According to the India-World Report 2009 from Reporters without Border, http://www.rsf.org/article.php3?id_article=30988:

• India that claims the distinction of being the world’s largest democracy provides a legal framework that is largely favourable to press freedom. Indian journalists take pride in their freedom and will defend it robustly in street protests or before the courts. The Constitution is on their side and guarantees free expression in Article 19, but on the condition that it does not conflict with the “sovereignty and integrity of India”. However journalists’ safety is precarious in some states in which press freedom is under threat from politicians, religious groups and criminal gangs.

• Islamist attacks on Mumbai were shown live on Indian television. The courts reacted by banning channels from showing some images and statements by the gunmen and the government proposed guidelines for coverage of terror attacks. An anti-terrorist court in March imposed a blackout on the trial of an Islamist group for bombing a train in Mumbai.

• The justice system, under pressure from religious groups or corrupt officials, does sometimes abuse the use of charges and detentions against journalists. An editor and two assistants spent ten days in prison for publishing a book condemning violence against the Christian minority in Orissa state in the east. They were charged for violation of Articles 153-A and 295-A of the Indian criminal law by publishing “provocative literature that could upset communal peace and harmony”. An editor in Karnataka state, southern India, B. V. Seetaram, said he feared for his life after he was arrested when a libel suit was brought against him by supporters of the local authorities.

• In March, 2009 three editors who had recently been arrested by the police jointly condemned growing pressure from “fundamentalists”. “Before arresting anyone, the authorities should check that the law is applicable in the case” said Ravindra Kumar, editor of the daily The Statesman, based in Kolkata, who in February was charged with “offending religious sentiments”. Under pressure from a Muslim organisation, the newspaper was forced to apologise over an article condemning the erosion of freedom to criticise religions.

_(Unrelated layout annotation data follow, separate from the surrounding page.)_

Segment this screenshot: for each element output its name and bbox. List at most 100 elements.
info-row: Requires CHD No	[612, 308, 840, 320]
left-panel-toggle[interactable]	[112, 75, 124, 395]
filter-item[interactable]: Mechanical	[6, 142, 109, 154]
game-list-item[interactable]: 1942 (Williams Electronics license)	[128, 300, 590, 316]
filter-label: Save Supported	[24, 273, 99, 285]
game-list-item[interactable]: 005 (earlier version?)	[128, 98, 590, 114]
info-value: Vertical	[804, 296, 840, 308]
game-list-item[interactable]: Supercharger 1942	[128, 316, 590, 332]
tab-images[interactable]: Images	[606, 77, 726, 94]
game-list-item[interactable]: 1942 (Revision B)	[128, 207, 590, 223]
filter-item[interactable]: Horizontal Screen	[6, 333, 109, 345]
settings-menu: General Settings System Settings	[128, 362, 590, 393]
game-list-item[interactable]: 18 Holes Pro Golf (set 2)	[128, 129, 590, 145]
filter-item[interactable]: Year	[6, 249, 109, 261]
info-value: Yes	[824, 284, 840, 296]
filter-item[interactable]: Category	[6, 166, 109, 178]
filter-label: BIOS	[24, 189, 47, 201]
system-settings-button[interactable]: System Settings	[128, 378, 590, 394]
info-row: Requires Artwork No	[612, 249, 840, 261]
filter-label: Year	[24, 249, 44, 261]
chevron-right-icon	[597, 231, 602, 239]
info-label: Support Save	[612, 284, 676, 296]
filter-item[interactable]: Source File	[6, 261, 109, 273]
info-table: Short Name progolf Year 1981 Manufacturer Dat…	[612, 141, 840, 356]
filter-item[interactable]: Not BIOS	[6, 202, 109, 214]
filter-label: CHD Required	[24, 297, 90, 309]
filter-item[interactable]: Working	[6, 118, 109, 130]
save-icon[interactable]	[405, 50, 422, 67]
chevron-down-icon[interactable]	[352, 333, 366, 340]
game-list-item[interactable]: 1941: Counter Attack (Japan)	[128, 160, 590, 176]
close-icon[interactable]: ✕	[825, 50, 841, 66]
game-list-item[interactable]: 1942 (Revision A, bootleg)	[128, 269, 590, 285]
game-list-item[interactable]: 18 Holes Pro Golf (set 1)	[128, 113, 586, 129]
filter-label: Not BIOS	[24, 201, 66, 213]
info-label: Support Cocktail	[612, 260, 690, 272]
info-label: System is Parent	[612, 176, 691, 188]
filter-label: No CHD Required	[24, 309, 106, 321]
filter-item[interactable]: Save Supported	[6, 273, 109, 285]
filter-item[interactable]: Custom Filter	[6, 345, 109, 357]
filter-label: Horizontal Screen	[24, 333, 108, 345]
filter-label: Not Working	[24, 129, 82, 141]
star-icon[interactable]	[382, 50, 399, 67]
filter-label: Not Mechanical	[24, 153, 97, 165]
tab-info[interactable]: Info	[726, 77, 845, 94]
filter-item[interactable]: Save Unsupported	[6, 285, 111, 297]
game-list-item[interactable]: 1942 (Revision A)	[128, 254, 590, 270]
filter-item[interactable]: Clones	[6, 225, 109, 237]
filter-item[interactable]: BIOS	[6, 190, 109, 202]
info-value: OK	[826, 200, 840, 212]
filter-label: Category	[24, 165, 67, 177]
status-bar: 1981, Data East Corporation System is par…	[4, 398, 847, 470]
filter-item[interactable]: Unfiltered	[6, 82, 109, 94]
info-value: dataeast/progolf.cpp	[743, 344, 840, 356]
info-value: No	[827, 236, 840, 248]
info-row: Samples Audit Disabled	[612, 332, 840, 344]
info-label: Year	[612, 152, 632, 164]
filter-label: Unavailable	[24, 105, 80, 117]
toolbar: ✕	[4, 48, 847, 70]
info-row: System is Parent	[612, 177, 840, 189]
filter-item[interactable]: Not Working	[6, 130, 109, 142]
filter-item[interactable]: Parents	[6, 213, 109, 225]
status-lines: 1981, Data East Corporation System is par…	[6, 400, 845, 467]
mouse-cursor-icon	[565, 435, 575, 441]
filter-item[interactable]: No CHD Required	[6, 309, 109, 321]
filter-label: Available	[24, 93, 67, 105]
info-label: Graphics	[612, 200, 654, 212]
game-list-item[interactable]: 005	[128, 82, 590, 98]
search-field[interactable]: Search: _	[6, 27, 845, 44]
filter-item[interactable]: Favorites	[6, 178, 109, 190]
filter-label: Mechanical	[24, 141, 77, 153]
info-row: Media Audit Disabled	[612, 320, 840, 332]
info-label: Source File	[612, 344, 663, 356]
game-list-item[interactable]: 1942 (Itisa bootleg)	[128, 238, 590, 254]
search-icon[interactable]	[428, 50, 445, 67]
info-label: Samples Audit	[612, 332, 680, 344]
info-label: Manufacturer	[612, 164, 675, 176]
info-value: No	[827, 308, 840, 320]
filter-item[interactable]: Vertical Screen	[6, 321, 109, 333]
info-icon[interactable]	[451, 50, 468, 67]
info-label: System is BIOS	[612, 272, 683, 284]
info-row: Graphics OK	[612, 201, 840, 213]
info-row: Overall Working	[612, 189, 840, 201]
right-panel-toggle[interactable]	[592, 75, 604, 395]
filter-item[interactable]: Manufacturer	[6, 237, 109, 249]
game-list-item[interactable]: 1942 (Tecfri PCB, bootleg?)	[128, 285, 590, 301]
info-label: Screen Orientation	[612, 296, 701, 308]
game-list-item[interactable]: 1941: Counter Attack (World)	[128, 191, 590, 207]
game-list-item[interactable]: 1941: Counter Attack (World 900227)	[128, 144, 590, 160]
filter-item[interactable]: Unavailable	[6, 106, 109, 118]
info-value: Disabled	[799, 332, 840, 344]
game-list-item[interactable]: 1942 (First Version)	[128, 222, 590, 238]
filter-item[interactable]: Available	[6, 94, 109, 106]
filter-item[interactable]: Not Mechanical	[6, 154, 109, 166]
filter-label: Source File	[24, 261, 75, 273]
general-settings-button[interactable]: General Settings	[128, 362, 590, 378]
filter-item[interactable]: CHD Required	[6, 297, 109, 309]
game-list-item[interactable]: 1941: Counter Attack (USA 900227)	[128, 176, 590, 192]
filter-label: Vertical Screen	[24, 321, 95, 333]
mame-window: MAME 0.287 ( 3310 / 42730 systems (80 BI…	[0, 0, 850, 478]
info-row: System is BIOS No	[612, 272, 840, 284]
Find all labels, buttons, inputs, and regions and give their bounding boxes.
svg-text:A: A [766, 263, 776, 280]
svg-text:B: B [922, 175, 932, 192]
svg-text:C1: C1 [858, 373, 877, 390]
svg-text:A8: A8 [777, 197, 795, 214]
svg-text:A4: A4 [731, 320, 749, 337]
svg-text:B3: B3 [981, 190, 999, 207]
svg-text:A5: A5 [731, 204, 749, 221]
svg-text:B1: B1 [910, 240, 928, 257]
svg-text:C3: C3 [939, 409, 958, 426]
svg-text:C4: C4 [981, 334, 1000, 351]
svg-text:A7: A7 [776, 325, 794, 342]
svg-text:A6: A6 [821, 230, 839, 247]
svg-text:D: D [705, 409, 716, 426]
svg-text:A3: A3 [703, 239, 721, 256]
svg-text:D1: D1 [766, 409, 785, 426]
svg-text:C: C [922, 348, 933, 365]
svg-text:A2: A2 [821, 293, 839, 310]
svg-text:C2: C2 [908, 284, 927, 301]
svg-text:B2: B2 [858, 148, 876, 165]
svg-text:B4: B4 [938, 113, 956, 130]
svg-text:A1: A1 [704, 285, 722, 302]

• Three journalists, including an editor, have been murdered since the start of 2008 in the north-eastern states by armed separatist groups or pro-government militia for speaking out against the chaotic situation in these regions. In Chhattisgarh state, central India, where security forces are fighting Maoist guerrillas, local reporters are regularly accused by police of being “Maoists” and by insurgents of being “traitors”.

• Security forces battling separatists and facing popular demonstrations in Kashmir sometimes crack down hard on media, who are accused of throwing oil on the flames. The press endured a “black month” in July 2008, when a cameraman was killed, 35 journalists were beaten by security forces, local television stations were censored and press distribution was hampered for several days because of a curfew. Police violence of this kind, chiefly by officers of the Central Reserve Police Force (CRPF), is rarely punished. Journalists in Kashmir do not enjoy the same legal protection as their colleagues in the rest of the country.

• Criminal gangs are however a threat to investigative journalists throughout the country. A reporter on the Hindustan Times in Bihar state in the north-east was shot dead in November while reporting on drug trafficking in the region.

• Foreign journalists are not always welcome in India. Some US, British, French and Swedish reporters have been denied visas because their names appeared on a blacklist. Two Swedish journalists had their visa applications turned down after putting out reports about social problems in India. Some foreign correspondents faced excessive delays when they applied for press visas in the run-up to the 2009 elections.